But You Can Never Leave

Now you’ve done it. You’ve got me onto The Rawk. This could be either good, or bad, depending on your opinion of classic rock.

Amongst the dusty recesses of my (virtual – the Other Half has put all our cds onto a hard disk the size of a planet–that’s why they call it a terabyte, isn’t it?–which I somewhat predictably cannot work) record collection, you will find a copy of the Eagles’ “Hotel California“. God, I love that album.*

Thing is, I was poking around the internet the other day, as you do, and I stumbled across all the urban legends connected to it–mostly to the title track and the album artwork. I had no idea.

They’re even more fruit-loops than most internet rumours: that the song is about Devil-worship (really? Really?); that it’s a hymn to an actual hotel, or an asylum, and that the album artwork is full of images of the dead and Anton LaVey (ooookay).

The interpretation’s obviously a sore point. For an example of the most incredible songwriter-smackdown, read Don Henley’s response to a music critic’s comment on the lines: “So I called up the Captain / Please bring me my wine, / He said: We haven’t had that spirit here since 1969″

“Thanks for the tutorial and, no, you’re not the first to bring this to my attention—and you’re not the first to completely misinterpret the lyric and miss the metaphor. Believe me, I’ve consumed enough alcoholic beverages in my time to know how they are made and what the proper nomenclature is. But that line in the song has little or nothing to do with alcoholic beverages.

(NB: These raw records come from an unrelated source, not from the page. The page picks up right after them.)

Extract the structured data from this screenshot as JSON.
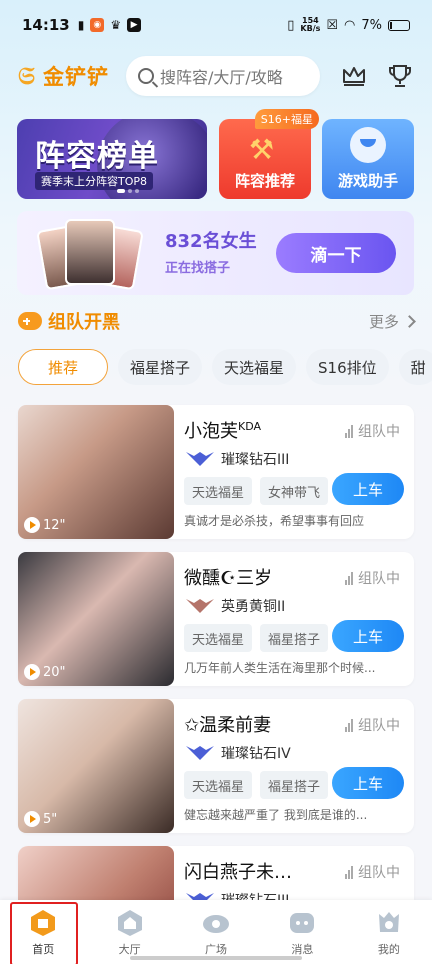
{
  "status_bar": {
    "time": "14:13",
    "speed_top": "154",
    "speed_bottom": "KB/s",
    "battery": "7%"
  },
  "header": {
    "app_name": "金铲铲",
    "search_placeholder": "搜阵容/大厅/攻略",
    "icons": [
      "crown-icon",
      "trophy-icon"
    ]
  },
  "banners": {
    "main_title": "阵容榜单",
    "main_sub": "赛季末上分阵容TOP8",
    "red_tag": "S16+福星",
    "red_label": "阵容推荐",
    "blue_label": "游戏助手"
  },
  "girls_card": {
    "count": "832名女生",
    "subtitle": "正在找搭子",
    "button": "滴一下"
  },
  "section": {
    "title": "组队开黑",
    "more": "更多"
  },
  "tabs": [
    "推荐",
    "福星搭子",
    "天选福星",
    "S16排位",
    "甜"
  ],
  "players": [
    {
      "name": "小泡芙",
      "name_sup": "KDA",
      "status": "组队中",
      "rank": "璀璨钻石III",
      "rank_color": "#4b5fd6",
      "chips": [
        "天选福星",
        "女神带飞"
      ],
      "button": "上车",
      "bio": "真诚才是必杀技，希望事事有回应",
      "duration": "12\""
    },
    {
      "name": "微醺☪三岁",
      "name_sup": "",
      "status": "组队中",
      "rank": "英勇黄铜II",
      "rank_color": "#b5746a",
      "chips": [
        "天选福星",
        "福星搭子"
      ],
      "button": "上车",
      "bio": "几万年前人类生活在海里那个时候...",
      "duration": "20\""
    },
    {
      "name": "✩温柔前妻",
      "name_sup": "",
      "status": "组队中",
      "rank": "璀璨钻石IV",
      "rank_color": "#4b5fd6",
      "chips": [
        "天选福星",
        "福星搭子"
      ],
      "button": "上车",
      "bio": "健忘越来越严重了 我到底是谁的...",
      "duration": "5\""
    },
    {
      "name": "闪白燕子未…",
      "name_sup": "",
      "status": "组队中",
      "rank": "璀璨钻石III",
      "rank_color": "#4b5fd6",
      "chips": [],
      "button": "",
      "bio": "",
      "duration": ""
    }
  ],
  "bottom_nav": [
    "首页",
    "大厅",
    "广场",
    "消息",
    "我的"
  ],
  "colors": {
    "brand_orange": "#f08c00",
    "accent_blue": "#1e88f5",
    "accent_purple": "#6a55f0",
    "active_highlight": "#e02020"
  }
}
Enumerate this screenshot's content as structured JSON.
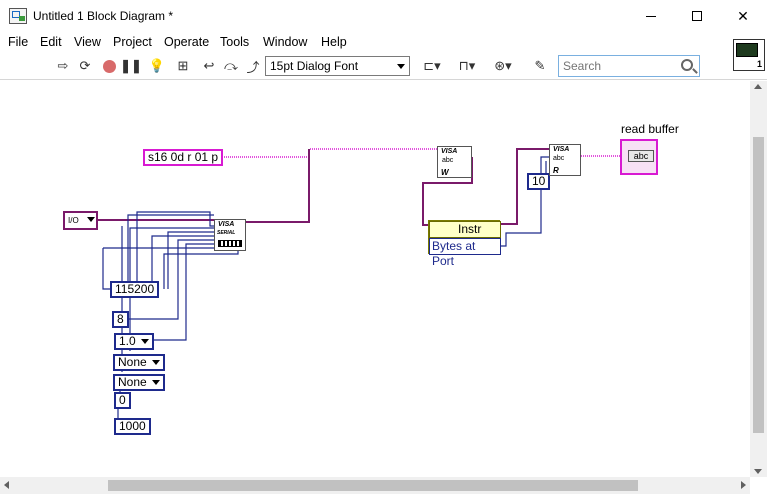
{
  "window": {
    "title": "Untitled 1 Block Diagram *",
    "minimize_label": "—",
    "maximize_label": "☐",
    "close_label": "✕"
  },
  "menu": [
    "File",
    "Edit",
    "View",
    "Project",
    "Operate",
    "Tools",
    "Window",
    "Help"
  ],
  "toolbar": {
    "font_select": "15pt Dialog Font",
    "search_placeholder": "Search",
    "vi_icon_number": "1"
  },
  "diagram": {
    "write_string": "s16 0d r 01 p",
    "resource_ring": "I/O",
    "baud_rate": "115200",
    "data_bits": "8",
    "stop_bits": "1.0",
    "parity": "None",
    "flow_control": "None",
    "termination_char": "0",
    "timeout": "1000",
    "read_count": "10",
    "property_class": "Instr",
    "property_name": "Bytes at Port",
    "indicator_label": "read buffer",
    "serial_node_label": "VISA",
    "serial_node_sub": "SERIAL",
    "write_node_label": "VISA",
    "write_node_sub": "W",
    "read_node_label": "VISA",
    "read_node_sub": "R",
    "indicator_text": "abc"
  },
  "colors": {
    "string_wire": "#d81ad2",
    "visa_wire": "#7a1a6a",
    "numeric_wire": "#1e2a8c"
  }
}
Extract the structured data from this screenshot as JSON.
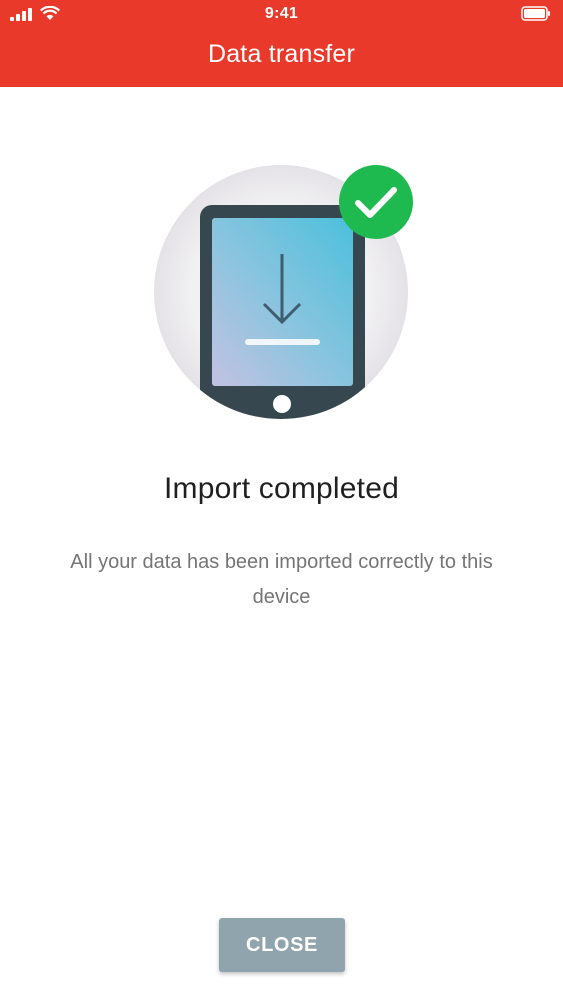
{
  "status_bar": {
    "time": "9:41"
  },
  "header": {
    "title": "Data transfer",
    "background_color": "#e8392a"
  },
  "illustration": {
    "device_icon": "tablet-download-icon",
    "badge_icon": "checkmark-icon",
    "badge_color": "#1fba4f"
  },
  "content": {
    "heading": "Import completed",
    "message": "All your data has been imported correctly to this device"
  },
  "actions": {
    "close_label": "CLOSE",
    "close_color": "#8fa4ad"
  }
}
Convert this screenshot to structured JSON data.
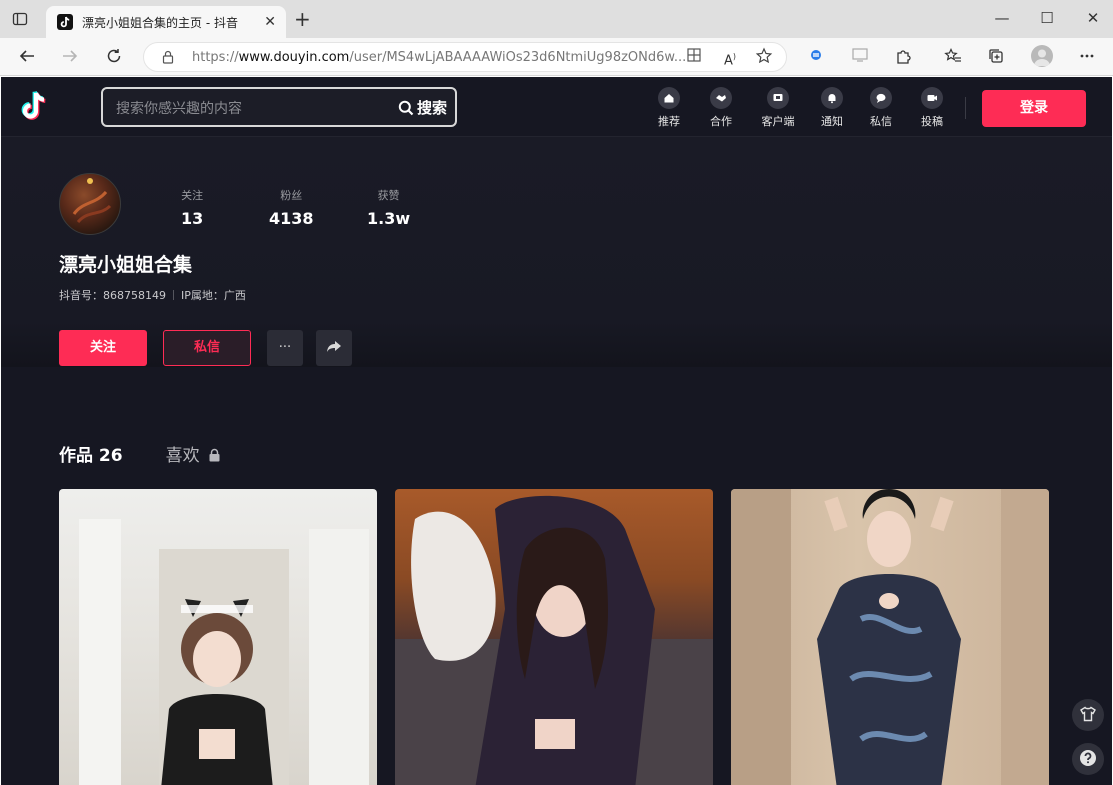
{
  "browser": {
    "tab_title": "漂亮小姐姐合集的主页 - 抖音",
    "tab_close": "✕",
    "new_tab": "+",
    "url_prefix": "https://",
    "url_host": "www.douyin.com",
    "url_path": "/user/MS4wLjABAAAAWiOs23d6NtmiUg98zONd6w...",
    "window_minimize": "—",
    "window_maximize": "☐",
    "window_close": "✕"
  },
  "header": {
    "search_placeholder": "搜索你感兴趣的内容",
    "search_button": "搜索",
    "nav": [
      {
        "label": "推荐",
        "icon": "home-icon"
      },
      {
        "label": "合作",
        "icon": "handshake-icon"
      },
      {
        "label": "客户端",
        "icon": "monitor-icon"
      },
      {
        "label": "通知",
        "icon": "bell-icon"
      },
      {
        "label": "私信",
        "icon": "chat-icon"
      },
      {
        "label": "投稿",
        "icon": "video-upload-icon"
      }
    ],
    "login": "登录"
  },
  "profile": {
    "name": "漂亮小姐姐合集",
    "stats": [
      {
        "label": "关注",
        "value": "13"
      },
      {
        "label": "粉丝",
        "value": "4138"
      },
      {
        "label": "获赞",
        "value": "1.3w"
      }
    ],
    "douyin_id_label": "抖音号：",
    "douyin_id": "868758149",
    "ip_location": "IP属地：广西",
    "follow_button": "关注",
    "message_button": "私信",
    "more_button": "···"
  },
  "content_tabs": {
    "works": "作品 26",
    "likes": "喜欢"
  },
  "videos": [
    {
      "theme": "maid-outfit"
    },
    {
      "theme": "black-dress"
    },
    {
      "theme": "qipao"
    }
  ],
  "colors": {
    "accent": "#fe2c55",
    "page_bg": "#161722"
  }
}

It’s a sociopolitical statement. My only regret would be having to explain it in detail to you, which would defeat the purpose of using literary devices in songwriting and lower the discussion to some silly and irrelevant argument about chemical processes.”


Mind you, growing up with it (which I did) I always had it pegged as a song about the descent into addiction, so what do I know?

Whichever way you cut it, it’s still a damn fine song.

Even in Spanish.


*with the possible exception of “Try and Love Again” which is, you know, a bit meh.